Ethique de l'étranger

François Laruelle, Ethique de l'étranger, "Bibliothèque de non-philosophie", 2000


Un renouvellement de l'éthique s'impose à la suite des conjonctures du mal qui ont fait le 20e siècle. Elles ont produit trois concepts insolubles dans les termes théoriques et pratiques actuels, celui du "crime contre l'humanité", celui des "droits de l'homme", celui enfin du "clonage humain". Ils exigent une nouvelle idée de l'homme dont les mésaventures récentes n'ont pas reçu l'éthique qu'elles méritent.

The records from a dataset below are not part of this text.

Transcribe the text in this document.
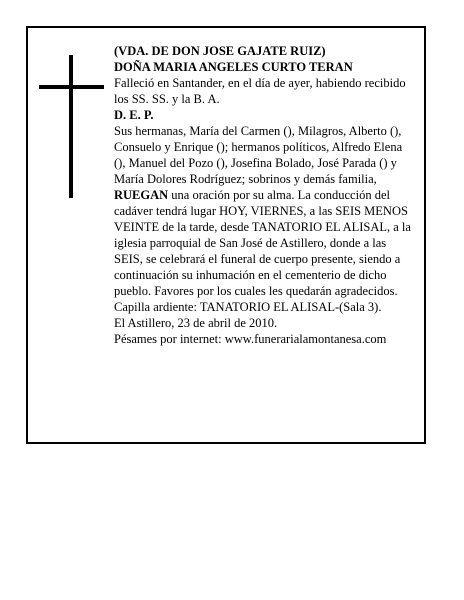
(VDA. DE DON JOSE GAJATE RUIZ)

DOÑA MARIA ANGELES CURTO TERAN

Falleció en Santander, en el día de ayer, habiendo recibido los SS. SS. y la B. A.

D. E. P.

Sus hermanas, María del Carmen (), Milagros, Alberto (), Consuelo y Enrique (); hermanos políticos, Alfredo Elena (), Manuel del Pozo (), Josefina Bolado, José Parada () y María Dolores Rodríguez; sobrinos y demás familia,

RUEGAN una oración por su alma. La conducción del cadáver tendrá lugar HOY, VIERNES, a las SEIS MENOS VEINTE de la tarde, desde TANATORIO EL ALISAL, a la iglesia parroquial de San José de Astillero, donde a las SEIS, se celebrará el funeral de cuerpo presente, siendo a continuación su inhumación en el cementerio de dicho pueblo. Favores por los cuales les quedarán agradecidos. Capilla ardiente: TANATORIO EL ALISAL-(Sala 3).

El Astillero, 23 de abril de 2010.

Pésames por internet: www.funerarialamontanesa.com
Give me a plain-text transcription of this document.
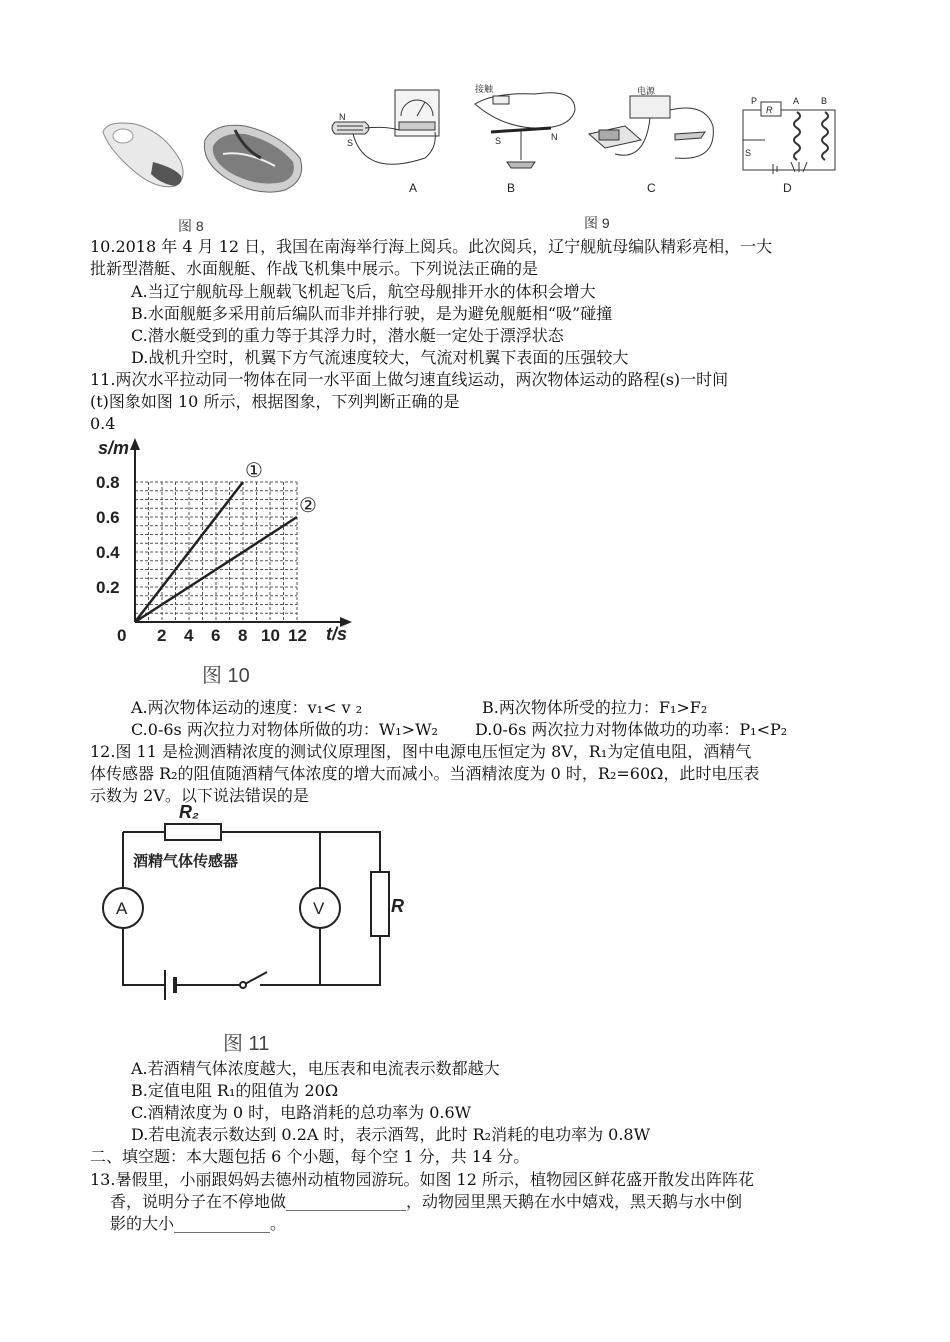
N
S
接触
S	N
电源
P
R
A B
S
A	B	C	D
图 8	图 9
10.2018 年 4 月 12 日，我国在南海举行海上阅兵。此次阅兵，辽宁舰航母编队精彩亮相，一大
批新型潜艇、水面舰艇、作战飞机集中展示。下列说法正确的是
A.当辽宁舰航母上舰载飞机起飞后，航空母舰排开水的体积会增大
B.水面舰艇多采用前后编队而非并排行驶，是为避免舰艇相“吸”碰撞
C.潜水艇受到的重力等于其浮力时，潜水艇一定处于漂浮状态
D.战机升空时，机翼下方气流速度较大，气流对机翼下表面的压强较大
11.两次水平拉动同一物体在同一水平面上做匀速直线运动，两次物体运动的路程(s)一时间
(t)图象如图 10 所示，根据图象，下列判断正确的是
0.4
0 2 4 6 8 10 12
0.2
0.4
0.6
0.8
①
②
s/m
t/s
图 10
A.两次物体运动的速度：v₁< v ₂	B.两次物体所受的拉力：F₁>F₂
C.0-6s 两次拉力对物体所做的功：W₁>W₂ D.0-6s 两次拉力对物体做功的功率：P₁<P₂
12.图 11 是检测酒精浓度的测试仪原理图，图中电源电压恒定为 8V，R₁为定值电阻，酒精气
体传感器 R₂的阻值随酒精气体浓度的增大而减小。当酒精浓度为 0 时，R₂=60Ω，此时电压表
示数为 2V。以下说法错误的是
R₂
酒精气体传感器
A	V	R
图 11
A.若酒精气体浓度越大，电压表和电流表示数都越大
B.定值电阻 R₁的阻值为 20Ω
C.酒精浓度为 0 时，电路消耗的总功率为 0.6W
D.若电流表示数达到 0.2A 时，表示酒驾，此时 R₂消耗的电功率为 0.8W
二、填空题：本大题包括 6 个小题，每个空 1 分，共 14 分。
13.暑假里，小丽跟妈妈去德州动植物园游玩。如图 12 所示，植物园区鲜花盛开散发出阵阵花
香，说明分子在不停地做_______________，动物园里黑天鹅在水中嬉戏，黑天鹅与水中倒
影的大小____________。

Comment rendre justice à ses concepts sinon en prenant l'homme comme victime par définition ? Mais une victime qui, pour être celle des éthiques philosophiques c'est à dire du Monde, celle des forts, des puissants et des heureux qui prétendent défendre ses "droits" et parler en son nom, est plus radicalement la cause capable de prononcer leur incrimination autant que de décider de leur usage enfin universel. La victime n'est pas aimée des héros-philosophes qui la trouvent "impossible" et méprisent secrètement son hérésie, mais l'hérésie de la victime invalide l'éthique.

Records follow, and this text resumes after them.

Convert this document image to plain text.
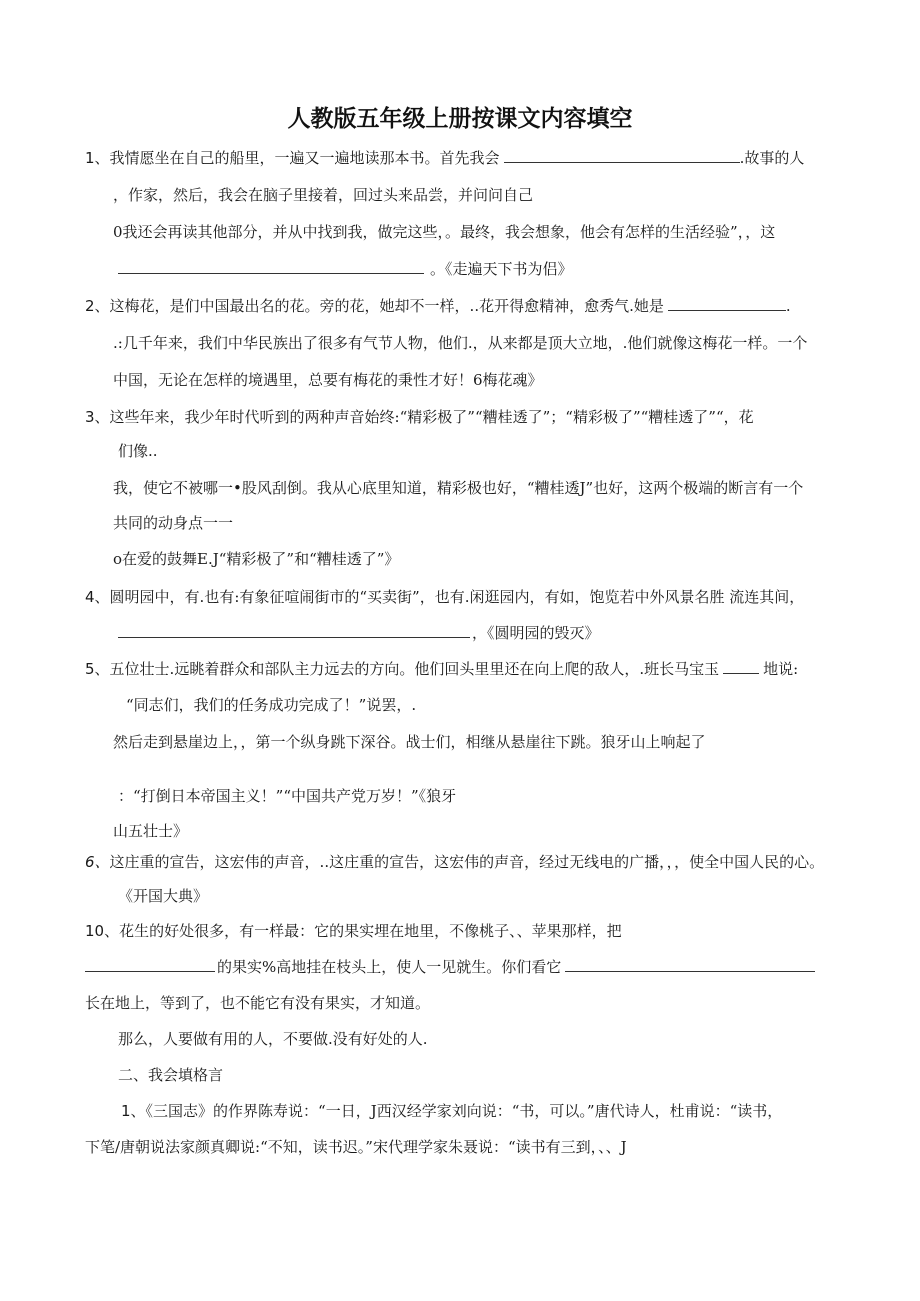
人教版五年级上册按课文内容填空
1、我情愿坐在自己的船里，一遍又一遍地读那本书。首先我会	.故事的人
，作家，然后，我会在脑子里接着，回过头来品尝，并问问自己
0我还会再读其他部分，并从中找到我，做完这些，。最终，我会想象，他会有怎样的生活经验”，，这
。《走遍天下书为侣》
2、这梅花，是们中国最出名的花。旁的花，她却不一样，..花开得愈精神，愈秀气.她是	.
.:几千年来，我们中华民族出了很多有气节人物，他们.，从来都是顶大立地，.他们就像这梅花一样。一个
中国，无论在怎样的境遇里，总要有梅花的秉性才好！6梅花魂》
3、这些年来，我少年时代听到的两种声音始终:“精彩极了”“糟桂透了”；“精彩极了”“糟桂透了”“，花
们像..
我，使它不被哪一•股风刮倒。我从心底里知道，精彩极也好，“糟桂透J”也好，这两个极端的断言有一个
共同的动身点一一
o在爱的鼓舞E.J“精彩极了”和“糟桂透了”》
4、圆明园中，有.也有:有象征喧闹街市的“买卖街”，也有.闲逛园内，有如，饱览若中外风景名胜 流连其间，
，《圆明园的毁灭》
5、五位壮士.远眺着群众和部队主力远去的方向。他们回头里里还在向上爬的敌人，.班长马宝玉	地说:
“同志们，我们的任务成功完成了！”说罢，.
然后走到悬崖边上，，第一个纵身跳下深谷。战士们，相继从悬崖往下跳。狼牙山上响起了
：“打倒日本帝国主义！”“中国共产党万岁！”《狼牙
山五壮士》
6、这庄重的宣告，这宏伟的声音，..这庄重的宣告，这宏伟的声音，经过无线电的广播，，，使全中国人民的心。
《开国大典》
10、花生的好处很多，有一样最：它的果实埋在地里，不像桃子、、苹果那样，把
的果实%高地挂在枝头上，使人一见就生。你们看它
长在地上，等到了，也不能它有没有果实，才知道。
那么，人要做有用的人，不要做.没有好处的人.
二、我会填格言
1、《三国志》的作界陈寿说：“一日，J西汉经学家刘向说：“书，可以。”唐代诗人，杜甫说：“读书，
下笔/唐朝说法家颜真卿说:“不知，读书迟。”宋代理学家朱聂说：“读书有三到，、、J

Quatre concepts soutiennent cette refonte de l'éthique et forment la base d'une pratique "non-éthique". Il s'agit du malheur radical (solitude-sans-monde ou non-consistance de l'homme) comme cause réelle de la non-éthique. De l'éthique-monde (les éthiques philosophiques, de la métaphysique des moeurs à son déclin éthno-techno-logique) comme objet de cette pratique. De l'Etranger (sur le mode duquel existe le sujet déterminé par le malheur) comme définition universelle de l'homme. Du Prochain (le sujet concret ou la victime, encore désignée comme Cet-homme-que-voici) dont l'existence performe seule l'interdiction de tuer.


De la cause de la victime à la victime comme cause, la non-éthique se présente comme la théorie et la pratique unifiées des éthiques grecques (Platon), juive (Levinas) et chrétienne (kant).


De la victime à l'hérésie... une "héréthique" ?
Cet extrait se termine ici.